Having cruised every day for a week, when we moored up at Barnby Dun just before the lift bridge, we decided to take advantage of this little rural beauty spot by staying put for a few days.
It had everything we needed, the butcher, baker and candlestick seller. For boaters it has a very clean facilities block, but sadly no village pub. However that didn’t stop us enjoying some pretty walks around the village and in the afternoon I sat on a very convenient towpath bench next to our mooring and did some drop spindling.
And in the evenings we watched the glorious sunsets.
Not as I previously called it, the Keadby and Stainforth, apologies to any perfectionists reading this. It is the first/last section of the South Yorkshire Navigation.
We woke refreshed after our Keadby lock conquering experience. The sun was shining and we had a whole new region to explore. Unfortunately looking out of our portholes all we could see was this very dilapidated old building and my heart sank, I knew of the industrial decline but we had nearly 50miles to travel into the centre of Sheffield and I hadn’t expected the dereliction to start quite so soon.
Thankfully, I needn’t have worried, we were soon travelling along a straight wide canal in flat open countryside. No locks but plenty of swing bridges and lift bridges to negotiate.

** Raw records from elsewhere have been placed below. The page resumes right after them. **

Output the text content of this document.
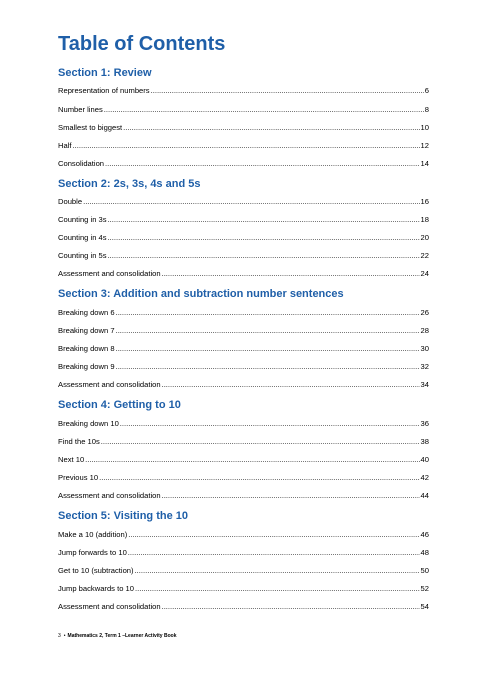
Table of Contents
Section 1: Review
Representation of numbers .....	6
Number lines .....	8
Smallest to biggest .....	10
Half .....	12
Consolidation .....	14
Section 2: 2s, 3s, 4s and 5s
Double .....	16
Counting in 3s .....	18
Counting in 4s .....	20
Counting in 5s .....	22
Assessment and consolidation .....	24
Section 3: Addition and subtraction number sentences
Breaking down 6 .....	26
Breaking down 7 .....	28
Breaking down 8 .....	30
Breaking down 9 .....	32
Assessment and consolidation .....	34
Section 4: Getting to 10
Breaking down 10 .....	36
Find the 10s .....	38
Next 10 .....	40
Previous 10 .....	42
Assessment and consolidation .....	44
Section 5: Visiting the 10
Make a 10 (addition) .....	46
Jump forwards to 10 .....	48
Get to 10 (subtraction) .....	50
Jump backwards to 10 .....	52
Assessment and consolidation .....	54
3 • Mathematics 2, Term 1 –Learner Activity Book
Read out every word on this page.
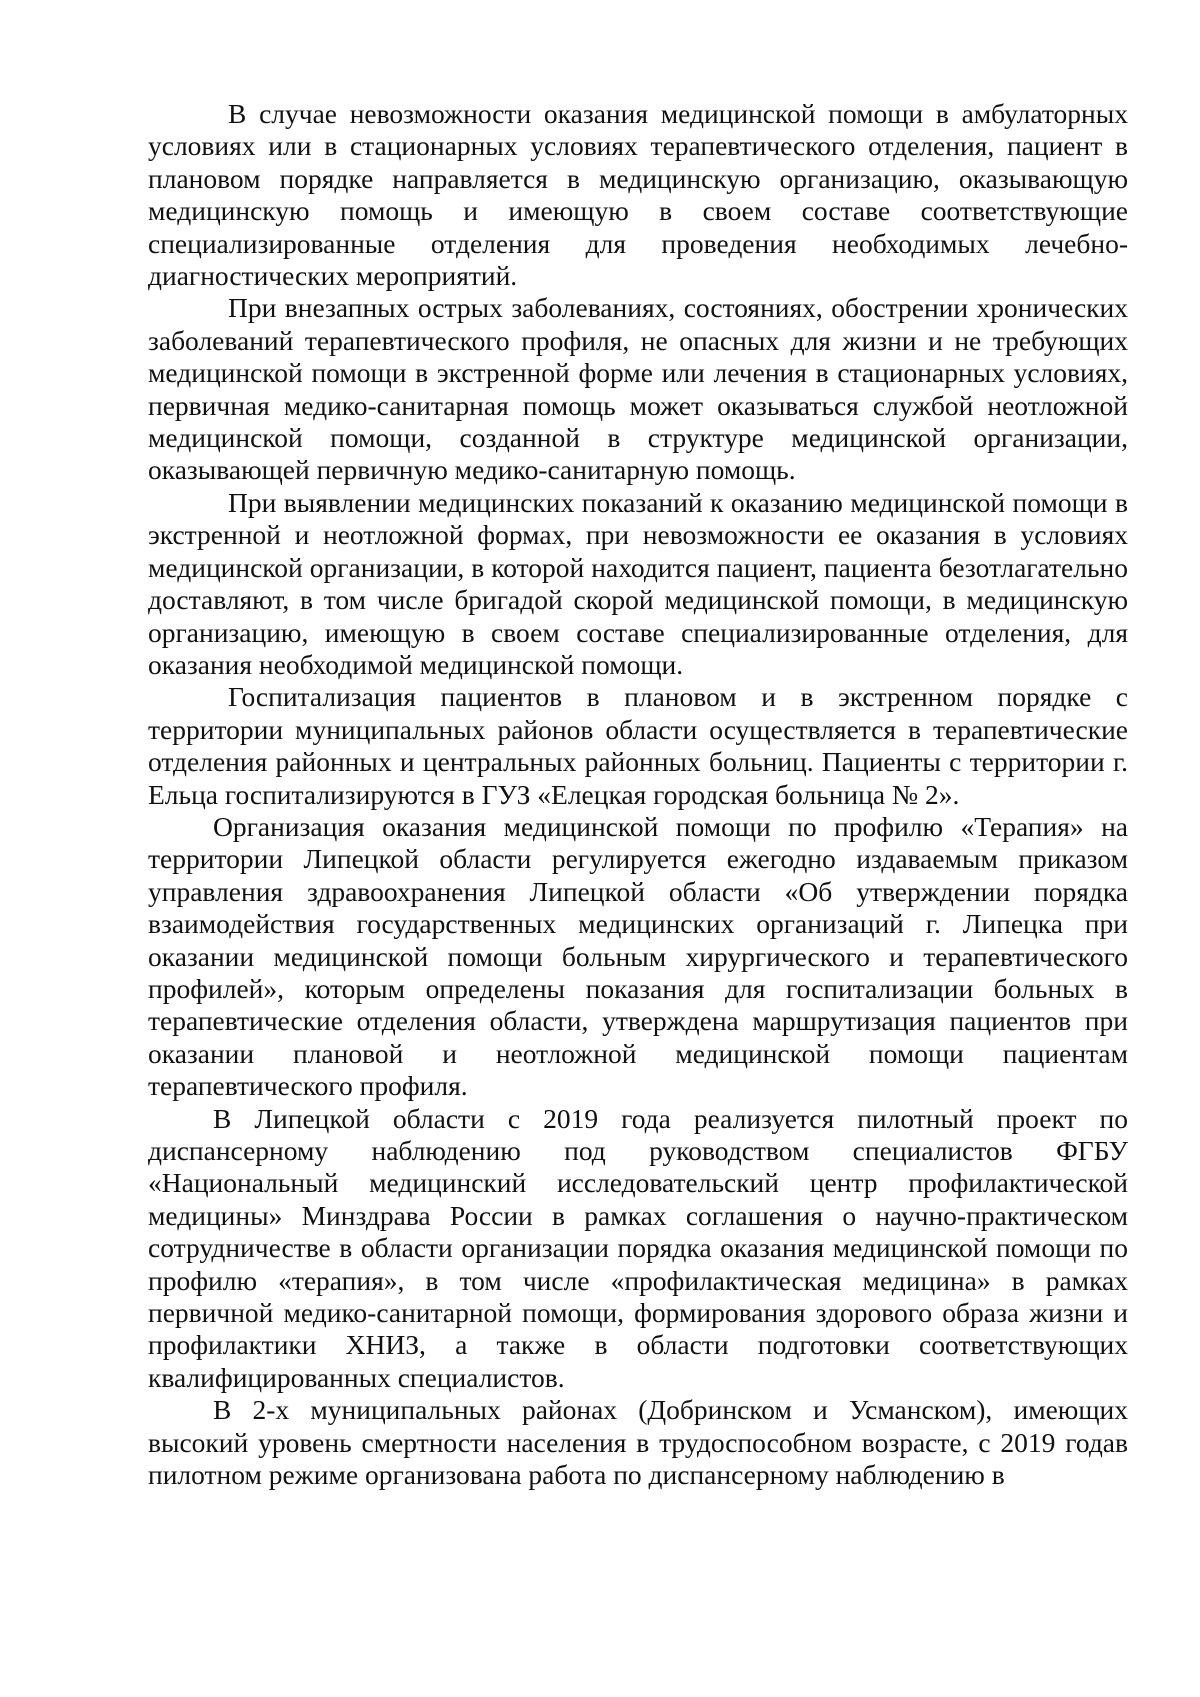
В случае невозможности оказания медицинской помощи в амбулаторных условиях или в стационарных условиях терапевтического отделения, пациент в плановом порядке направляется в медицинскую организацию, оказывающую медицинскую помощь и имеющую в своем составе соответствующие специализированные отделения для проведения необходимых лечебно-диагностических мероприятий.

При внезапных острых заболеваниях, состояниях, обострении хронических заболеваний терапевтического профиля, не опасных для жизни и не требующих медицинской помощи в экстренной форме или лечения в стационарных условиях, первичная медико-санитарная помощь может оказываться службой неотложной медицинской помощи, созданной в структуре медицинской организации, оказывающей первичную медико-санитарную помощь.

При выявлении медицинских показаний к оказанию медицинской помощи в экстренной и неотложной формах, при невозможности ее оказания в условиях медицинской организации, в которой находится пациент, пациента безотлагательно доставляют, в том числе бригадой скорой медицинской помощи, в медицинскую организацию, имеющую в своем составе специализированные отделения, для оказания необходимой медицинской помощи.

Госпитализация пациентов в плановом и в экстренном порядке с территории муниципальных районов области осуществляется в терапевтические отделения районных и центральных районных больниц. Пациенты с территории г. Ельца госпитализируются в ГУЗ «Елецкая городская больница № 2».

Организация оказания медицинской помощи по профилю «Терапия» на территории Липецкой области регулируется ежегодно издаваемым приказом управления здравоохранения Липецкой области «Об утверждении порядка взаимодействия государственных медицинских организаций г. Липецка при оказании медицинской помощи больным хирургического и терапевтического профилей», которым определены показания для госпитализации больных в терапевтические отделения области, утверждена маршрутизация пациентов при оказании плановой и неотложной медицинской помощи пациентам терапевтического профиля.

В Липецкой области с 2019 года реализуется пилотный проект по диспансерному наблюдению под руководством специалистов ФГБУ «Национальный медицинский исследовательский центр профилактической медицины» Минздрава России в рамках соглашения о научно-практическом сотрудничестве в области организации порядка оказания медицинской помощи по профилю «терапия», в том числе «профилактическая медицина» в рамках первичной медико-санитарной помощи, формирования здорового образа жизни и профилактики ХНИЗ, а также в области подготовки соответствующих квалифицированных специалистов.

В 2-х муниципальных районах (Добринском и Усманском), имеющих высокий уровень смертности населения в трудоспособном возрасте, с 2019 годав пилотном режиме организована работа по диспансерному наблюдению в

But the first was the sliding, retractable rail bridge, manned automatically by the operator in the signal box. My photo doesn’t do justice to the engineering as I had to watch the whole operation from behind locked gates. The track is diagonally across the canal so the bridge is winched sideways until it is clear of the channel.
This canal is deep and wide as it was built for heavy commercial traffic. Completed in 1802 it joined the River Trent to the River Don and the mining and industrial communities of South Yorkshire, although this section is still in Lincolnshire. The landscape is flat so whilst this section is lock free, it’s also idea for trains and a track runs along side for quite some distance.
The swing and lift bridges are all key operated now but this one at Wykewell, on the outskirts of Thorne, is faulty so you have to book CRT in advance to come and open it for you.
At Thorne we had the pleasure of meeting up with our friends Cherryl and Ian, the couple we met last year on our way to Lincoln. A coffee turned into a picnic lunch, then drinks and a take away in the evening. Lots of laughter and storytelling as we encouraged each other on with our cruising plans.
We only stayed one night in Thorne, in case we started to feel like a fish out of water.
Day two was leisurely and relaxed. Bramwith lock marks the end/beginning of this canal.
This is where the canal runs parallel with the river Don. The river is still tidal and prone to flooding hence it being hidden from our sight by high levees, the cows seem happy enough.